November 11, 1999
A weekly feature provided by scientists at the Hawaiian Volcano Observatory.
Kilauea's south shore is . . . steep
Kilauea's south slope presents a spectacular drive by motorcar because the highway descends steeply to reach the coastal plain. These hillside slopes range from 20 to 33 degrees (40 to 67 percent grade), although the National Park roadway maintains a gentle six percent grade to enable vehicle traffic. Less apparent is the comparably steep slope that continues into the submarine setting.
If we could continue driving, we would find that the first 300 m (1,000 feet) downslope below sea level is almost as steep as the steepest slopes seen above the shore--ranging from 50 to 60 percent. The slope becomes only slightly less steep as it continues its plunge to the floor of the first perched basin, which lies at 3 km depth (9,800 ft). There is little in our above-water experience that prepares us to comprehend such steep slopes in so short a distance. The east face of the Sierra Nevada (California) would be analogously steep over a comparable elevation range. On our Big Island, the slope plunges away again beyond the 3-km lip, to reach the abyssal depths of 5.5 km.
The bathymetric contours (lines of equal depth) are chiefly parallel to coastline. Minor variations develop where lava enters the sea.
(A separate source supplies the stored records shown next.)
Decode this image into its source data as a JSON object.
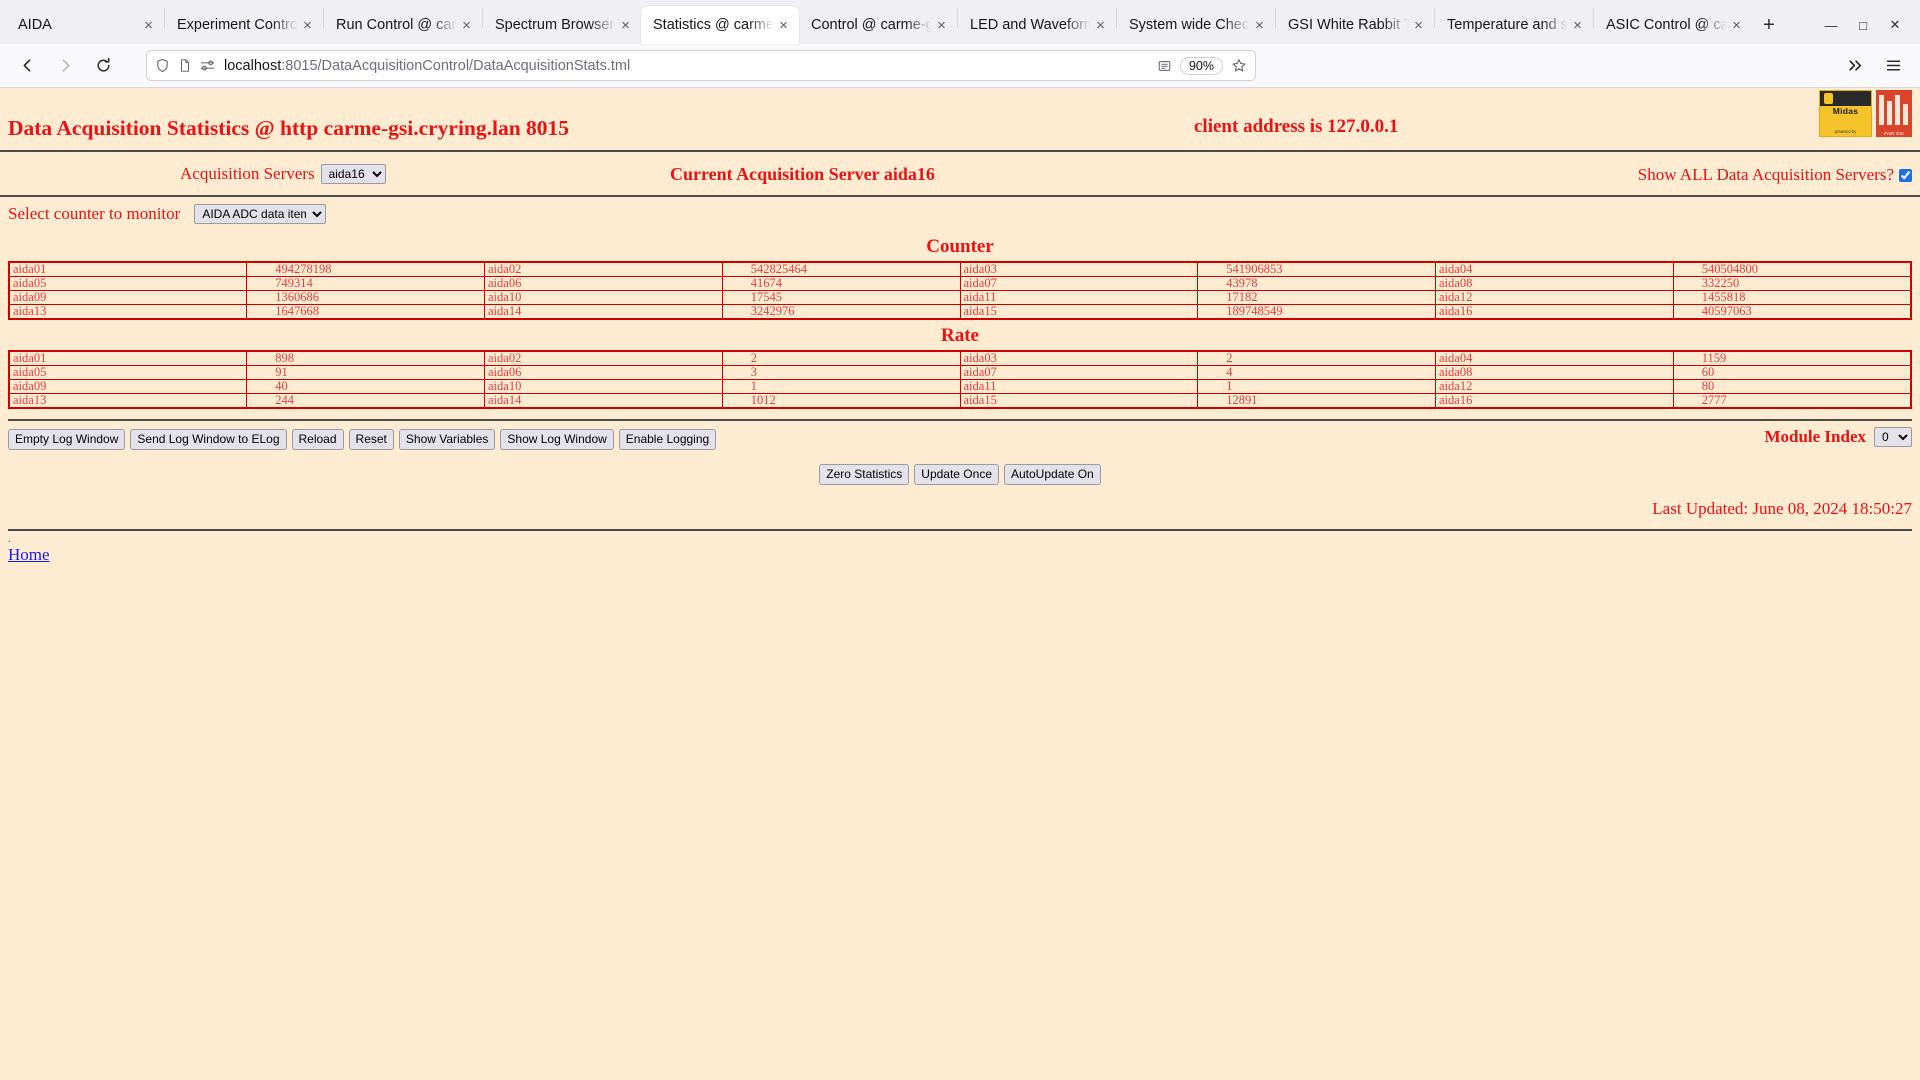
{
  "browser": {
    "tabs": [
      {
        "title": "AIDA",
        "active": false
      },
      {
        "title": "Experiment Control",
        "active": false
      },
      {
        "title": "Run Control @ carme",
        "active": false
      },
      {
        "title": "Spectrum Browser",
        "active": false
      },
      {
        "title": "Statistics @ carme",
        "active": true
      },
      {
        "title": "Control @ carme-gsi",
        "active": false
      },
      {
        "title": "LED and Waveform",
        "active": false
      },
      {
        "title": "System wide Check",
        "active": false
      },
      {
        "title": "GSI White Rabbit Ti",
        "active": false
      },
      {
        "title": "Temperature and st",
        "active": false
      },
      {
        "title": "ASIC Control @ car",
        "active": false
      }
    ],
    "tab_close_icon": "close-icon",
    "new_tab_label": "+",
    "window_controls": [
      "minimize",
      "maximize",
      "close"
    ],
    "nav": {
      "back": "back-icon",
      "forward": "forward-icon",
      "reload": "reload-icon",
      "shield": "shield-icon",
      "page": "page-icon",
      "permissions": "permissions-icon",
      "url_host": "localhost",
      "url_path": ":8015/DataAcquisitionControl/DataAcquisitionStats.tml",
      "reader_icon": "reader-view-icon",
      "zoom_level": "90%",
      "bookmark_icon": "star-icon",
      "overflow_icon": "chevrons-right-icon",
      "menu_icon": "hamburger-menu-icon"
    }
  },
  "page": {
    "title": "Data Acquisition Statistics @ http carme-gsi.cryring.lan 8015",
    "client_address": "client address is 127.0.0.1",
    "logos": {
      "midas_word": "Midas",
      "midas_sub": "powered by",
      "gsi_text": "FAIR GSI"
    },
    "acquisition_servers_label": "Acquisition Servers",
    "acquisition_servers_value": "aida16",
    "current_server": "Current Acquisition Server aida16",
    "show_all_label": "Show ALL Data Acquisition Servers?",
    "show_all_checked": true,
    "select_counter_label": "Select counter to monitor",
    "counter_select_value": "AIDA ADC data items",
    "counter_heading": "Counter",
    "rate_heading": "Rate",
    "counter_rows": [
      [
        [
          "aida01",
          "494278198"
        ],
        [
          "aida02",
          "542825464"
        ],
        [
          "aida03",
          "541906853"
        ],
        [
          "aida04",
          "540504800"
        ]
      ],
      [
        [
          "aida05",
          "749314"
        ],
        [
          "aida06",
          "41674"
        ],
        [
          "aida07",
          "43978"
        ],
        [
          "aida08",
          "332250"
        ]
      ],
      [
        [
          "aida09",
          "1360686"
        ],
        [
          "aida10",
          "17545"
        ],
        [
          "aida11",
          "17182"
        ],
        [
          "aida12",
          "1455818"
        ]
      ],
      [
        [
          "aida13",
          "1647668"
        ],
        [
          "aida14",
          "3242976"
        ],
        [
          "aida15",
          "189748549"
        ],
        [
          "aida16",
          "40597063"
        ]
      ]
    ],
    "rate_rows": [
      [
        [
          "aida01",
          "898"
        ],
        [
          "aida02",
          "2"
        ],
        [
          "aida03",
          "2"
        ],
        [
          "aida04",
          "1159"
        ]
      ],
      [
        [
          "aida05",
          "91"
        ],
        [
          "aida06",
          "3"
        ],
        [
          "aida07",
          "4"
        ],
        [
          "aida08",
          "60"
        ]
      ],
      [
        [
          "aida09",
          "40"
        ],
        [
          "aida10",
          "1"
        ],
        [
          "aida11",
          "1"
        ],
        [
          "aida12",
          "80"
        ]
      ],
      [
        [
          "aida13",
          "244"
        ],
        [
          "aida14",
          "1012"
        ],
        [
          "aida15",
          "12891"
        ],
        [
          "aida16",
          "2777"
        ]
      ]
    ],
    "log_buttons": [
      "Empty Log Window",
      "Send Log Window to ELog",
      "Reload",
      "Reset",
      "Show Variables",
      "Show Log Window",
      "Enable Logging"
    ],
    "module_index_label": "Module Index",
    "module_index_value": "0",
    "action_buttons": [
      "Zero Statistics",
      "Update Once",
      "AutoUpdate On"
    ],
    "last_updated": "Last Updated: June 08, 2024 18:50:27",
    "dot": ".",
    "home_link": "Home"
  }
}
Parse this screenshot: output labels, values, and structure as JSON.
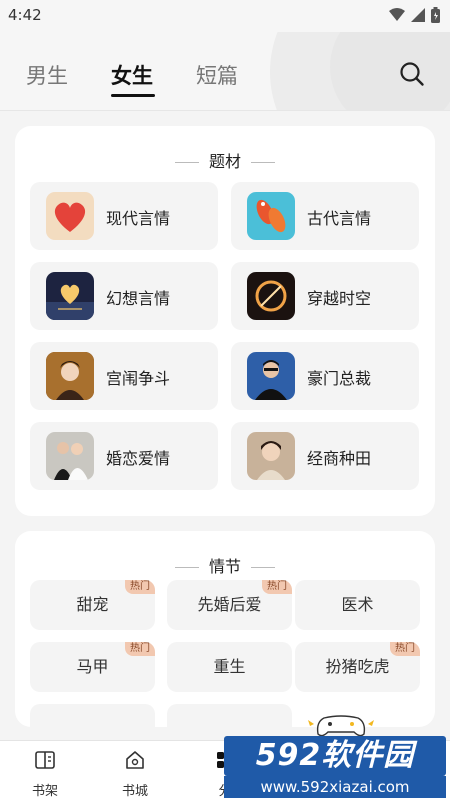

The lava builds a small promontory or bench. The shape of the bench is mimicked by the bathymetric contours as they bulge outward.
The plunge of the slope remains equally steep, however. These lava flows coat the submarine slope but do little to lessen the steep gradient. Indeed, as the shoreline progrades slightly with each new lava flow, the net effect is to oversteepen the upper part of the slope even more. Fragmental debris deposited from nearshore explosions or that spalls from the lava flows adds a thick dusting to the submarine slope.
In a recent bathymetric survey we examined the shallow 300 m of the offshore slope adjacent to the bench. Our survey followed soon after a collapse had whittled part of the bench. A submarine canyon had formed, heading downslope from the area of bench collapse.
Today the current eruption is recovering from a lengthy September pause. The pause interrupted the supply of lava to the coast. Lava flows are forging new paths down the pali and onto the coastal plain. In the weeks ahead some of these flows likely will reach the coast and become the conduits for a new tube system. And from there, a major part of the drama of island building will once again take place beneath the waves on the steep southern slope of the Big Island.
A 20-hour pause in lava flow activity of Kilauea Volcano interrupted the nearly continuous output of lava during the past week. Lava stopped flowing outside of Pu`u `O`o from 2:00 p.m. on Sunday, November 7 to shortly after 10:00 a.m. the next morning. The surface flow reported last week on the coastal plain got to within 1 km (0.6 mi) of the sea coast before it stopped. Lava is again flowing from Pu`u `O`o and reoccupies the tube to the top of Pulama pali. Several perched lava ponds are located along the tube, and a new flow has reached the coastal plain. As of November 11, the distal end of the flow is within 800 m (0.5 mi) of the sea coast west of the old Kamoamoa campground.
Residents of Pahala and Naalehu reported feeling an earthquake at 10:49 p.m. on Monday, November 8. The magnitude-3.4 earthquake was located 3 km (1.8 mi) southeast of Pahala at a depth of 6.8 km (4.1 mi).
November 14, 1999 marks the 40th anniversary of the start of the memorable Kilauea Iki eruption. Long-time volcano watchers will all agree that the Kilauea Iki eruption was the most spectacular display of lava activity that they have seen. To relive this historic eruption, the National Park Service's "After Dark in the Park" program on Tuesday, November 16 at 7:00 p.m. will feature Dr. Donald Richter. Dr. Donald Richter was the HVO staff geologist at the time of the Kilauea Iki eruption and later served as HVO Scientist-in-Charge. Dr. Richter will present a slide program of the eruption and narrate the award-winning film, "Kilauea Erupts." Be sure to come early, for the Kilauea Visitor Center auditorium will certainly be filled.